Genre scolaire, l’argumentation est aussi pratique sociale. C’est pourquoi, au regard de la diversité des discours, il est difficile de se référer à un modèle unique et normé de « texte argumentatif ». Et c’est pourquoi aussi il y a parfois peu d’accord dans les manuels eux-mêmes à propos des notions à enseigner.

Il nous semble alors important, dans ce cadre, de prendre en compte la diversité des discours argumentatifs en situation de réception mais aussi de production. L’argumentation suppose de s’intéresser à la dimension pragmatique des discours et implique de la réfléchir en fonction de la situation de communication.

Si la définition du « texte argumentatif » telle que l'a proposée J.M.Adam1 -et que le programme de BEP2 a reprise- a beaucoup aidé les enseignants à identifier et mettre en place les apprentissages, il est nécessaire aujourd'hui de dépasser les critères qui le définissent : du « texte argumentatif » au « discours argumentatif », ces notions ne peuvent plus être comprises uniquement au regard d'un modèle canonique de l'argumentation car chaque situation argumentative propose son cadre spécifique.
L’identification de l’argumentation comme savoir disciplinaire clairement identifié reste problématique. Cela suppose qu’il s’agit peut-être également d’un champ disciplinaire qui ne peut se réduire à un « type de texte ». Limiter l'argumentation à l'enseignement d'un savoir sur le « texte argumentatif » -identifié uniquement sur des critères linguistiques- planifié sur une « séquence » limitée dans le temps est alors obsolète.

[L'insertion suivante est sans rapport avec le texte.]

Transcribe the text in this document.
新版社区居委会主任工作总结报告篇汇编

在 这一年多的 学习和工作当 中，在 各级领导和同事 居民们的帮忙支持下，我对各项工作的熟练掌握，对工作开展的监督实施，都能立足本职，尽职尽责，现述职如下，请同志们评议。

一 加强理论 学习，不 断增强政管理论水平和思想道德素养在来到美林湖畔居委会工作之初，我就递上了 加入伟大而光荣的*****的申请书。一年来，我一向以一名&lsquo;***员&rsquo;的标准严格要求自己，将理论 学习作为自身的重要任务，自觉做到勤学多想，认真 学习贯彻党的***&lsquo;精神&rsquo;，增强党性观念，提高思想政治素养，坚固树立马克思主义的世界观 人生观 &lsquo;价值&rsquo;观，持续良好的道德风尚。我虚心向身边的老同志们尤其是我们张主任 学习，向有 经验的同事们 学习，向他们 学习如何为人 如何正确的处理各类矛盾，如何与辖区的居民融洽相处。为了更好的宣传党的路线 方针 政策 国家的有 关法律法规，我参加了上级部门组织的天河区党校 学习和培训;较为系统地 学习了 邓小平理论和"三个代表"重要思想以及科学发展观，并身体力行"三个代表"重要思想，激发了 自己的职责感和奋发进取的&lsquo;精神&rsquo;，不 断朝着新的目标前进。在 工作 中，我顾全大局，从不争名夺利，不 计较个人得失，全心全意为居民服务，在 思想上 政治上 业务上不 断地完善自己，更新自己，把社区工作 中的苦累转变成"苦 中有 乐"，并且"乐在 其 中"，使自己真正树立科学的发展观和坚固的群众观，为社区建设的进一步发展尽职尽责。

Ainsi peut-il être très profitable de faire référence -dans la perspective de l’argumentation- à la notion de « point de vue » dans une séquence où cette même notion est abordée dans le cadre de la description par exemple, pour amener les élèves à comprendre que le récit et l’argumentation ne se réfléchissent pas toujours indépendamment l’un de l’autre et qu’ils renvoient peut-être à deux façons de saisir le monde, tantôt sur le mode narratif, tantôt sur le mode argumentatif. Car de nombreux textes entremêlent les deux3.

De même lorsque l’on aborde les paroles de personnages, soit dans le cadre d’une séquence consacrée à l’étude d’une nouvelle ou d’un roman, soit dans le cadre d’une séquence consacrée au théâtre, il peut être pertinent d’introduire une réflexion sur l’argumentation. On voit bien là se dessiner la différence opérée par les nouveaux programmes de Collège4 entre « texte » et « discours » (voir glossaire ci-après).

C'est dire que retarder le travail sur l’argumentation en le réservant pour une séquence en fin d’année, voire en fin de cycle, n’est pas efficace. Bien entendu, il ne s’agit pas pour nous de dire qu’il ne faut pas faire de séquence sur l’argumentation. Mais il nous semble très fructueux de la faire précéder de travaux sur l’argumentation dans le cadre d’autres séquences.
Il nous paraît important également de réfléchir l’argumentation en lien avec toutes les activités qui conduisent l’élève à justifier et à expliciter une impression de lecture pour la légitimer, et qui l’obligent à la confronter à celle de ses camarades. Parler de ses lectures nous paraît également lié à un travail sur l’argumentation et nous avons développé cette perspective, dans ce même numéro, dans l’article intitulé « Des instructions officielles aux productions d’élèves » en insistant sur la relation étroite entre la construction d’un sujet lecteur et celle d’un sujet argumentant. On peut, également, se reporter à ce sujet à l’article de Carole Sangnier-Maubert »"Le cours de Français : un espace socialisant » dans le précédent numéro d’interlignes (n°27, décembre 2OOO) « Enseignement et socialisation au lycée professionnel ».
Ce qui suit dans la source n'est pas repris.